Are You An Accidental Liar?

      It would seem as if lying is always intentional, but it can be accidental.  As an example, a child is told he must clean his room before playing outside. His parents then allow him to play even though the room hasn’t been cleaned. This is an accidental lie. The parents’ original idea may have been to teach responsibility and that there are consequences for chosen behaviors. Instead, something quite different nay have been learned from this lack of parental follow through.   

     We often teach our children far more by what we do than by what we say.  What may have been communicated in the above example is that telling the truth is unimportant.  Another unintended lesson might have been that it’s not necessary to listen to the person in authority.  Let's also include as a possibility the popular concept that I can do what I feel like doing and ignore my responsibilities.  As parents, we don’t plan to teach our children such things; it’s accidental. 

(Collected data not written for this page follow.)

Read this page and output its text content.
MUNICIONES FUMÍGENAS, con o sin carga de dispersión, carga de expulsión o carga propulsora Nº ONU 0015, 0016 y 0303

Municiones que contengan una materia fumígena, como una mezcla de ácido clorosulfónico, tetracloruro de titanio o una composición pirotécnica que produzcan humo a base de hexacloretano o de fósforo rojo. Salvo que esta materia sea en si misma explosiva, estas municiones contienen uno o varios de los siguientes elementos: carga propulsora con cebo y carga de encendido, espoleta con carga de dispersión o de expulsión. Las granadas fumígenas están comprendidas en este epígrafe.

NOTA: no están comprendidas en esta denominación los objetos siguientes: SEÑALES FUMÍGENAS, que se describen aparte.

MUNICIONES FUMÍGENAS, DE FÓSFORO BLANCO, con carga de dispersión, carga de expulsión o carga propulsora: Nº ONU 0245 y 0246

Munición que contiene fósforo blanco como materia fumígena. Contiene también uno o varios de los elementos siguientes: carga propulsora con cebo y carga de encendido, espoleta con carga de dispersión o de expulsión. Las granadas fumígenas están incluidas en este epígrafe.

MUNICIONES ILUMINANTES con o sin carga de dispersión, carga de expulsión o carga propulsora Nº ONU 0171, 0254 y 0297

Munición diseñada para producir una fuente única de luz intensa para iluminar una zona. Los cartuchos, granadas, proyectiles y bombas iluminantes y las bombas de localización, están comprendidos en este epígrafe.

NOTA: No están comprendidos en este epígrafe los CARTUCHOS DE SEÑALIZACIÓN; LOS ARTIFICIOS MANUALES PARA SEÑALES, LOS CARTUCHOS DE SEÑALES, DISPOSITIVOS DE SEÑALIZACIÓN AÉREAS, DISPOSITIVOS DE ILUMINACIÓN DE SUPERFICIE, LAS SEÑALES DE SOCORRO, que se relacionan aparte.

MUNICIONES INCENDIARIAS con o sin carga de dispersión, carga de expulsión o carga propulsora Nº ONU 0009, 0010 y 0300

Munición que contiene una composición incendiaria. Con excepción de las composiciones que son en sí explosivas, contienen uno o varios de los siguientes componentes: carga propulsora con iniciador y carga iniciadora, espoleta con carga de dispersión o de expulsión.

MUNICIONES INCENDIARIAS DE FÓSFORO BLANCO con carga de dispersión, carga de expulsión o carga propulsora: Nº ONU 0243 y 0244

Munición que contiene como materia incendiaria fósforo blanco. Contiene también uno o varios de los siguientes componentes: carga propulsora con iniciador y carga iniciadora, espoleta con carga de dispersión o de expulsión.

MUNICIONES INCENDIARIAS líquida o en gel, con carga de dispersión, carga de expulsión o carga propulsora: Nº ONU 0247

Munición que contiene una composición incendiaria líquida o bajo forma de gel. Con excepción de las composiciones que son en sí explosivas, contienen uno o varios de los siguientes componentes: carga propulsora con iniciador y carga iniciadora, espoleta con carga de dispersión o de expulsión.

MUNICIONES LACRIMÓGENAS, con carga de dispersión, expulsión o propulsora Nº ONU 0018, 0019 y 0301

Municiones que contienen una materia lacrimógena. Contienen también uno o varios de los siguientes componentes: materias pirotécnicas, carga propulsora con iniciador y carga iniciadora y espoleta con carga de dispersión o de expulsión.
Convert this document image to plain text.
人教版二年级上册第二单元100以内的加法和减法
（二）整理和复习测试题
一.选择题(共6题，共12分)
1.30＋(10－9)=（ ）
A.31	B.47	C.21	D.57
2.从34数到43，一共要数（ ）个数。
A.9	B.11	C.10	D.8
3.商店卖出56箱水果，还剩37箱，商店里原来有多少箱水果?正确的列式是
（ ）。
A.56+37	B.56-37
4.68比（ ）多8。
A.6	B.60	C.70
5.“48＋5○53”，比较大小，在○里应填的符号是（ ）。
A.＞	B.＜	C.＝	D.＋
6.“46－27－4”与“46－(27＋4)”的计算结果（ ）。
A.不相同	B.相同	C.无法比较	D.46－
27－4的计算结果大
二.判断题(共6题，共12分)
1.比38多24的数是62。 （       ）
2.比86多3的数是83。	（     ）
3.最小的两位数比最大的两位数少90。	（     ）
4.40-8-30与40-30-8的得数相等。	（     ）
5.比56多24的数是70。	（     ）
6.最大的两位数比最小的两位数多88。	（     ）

     If something is accidental, it’s not on purpose.  Shouldn’t what we do in parenting be on purpose?  Absolutely!  Raising our children is too important a job to be done thoughtlessly or haphazardly. We need to think before we speak and follow through on what we say.   Being a liar, even an accidental liar, is not a trait we want to teach our children.  Anything worthwhile, especially raising our children, requires planning and attention to detail.  As Benjamin Franklin said, “If you fail to plan, you are planning to fail.”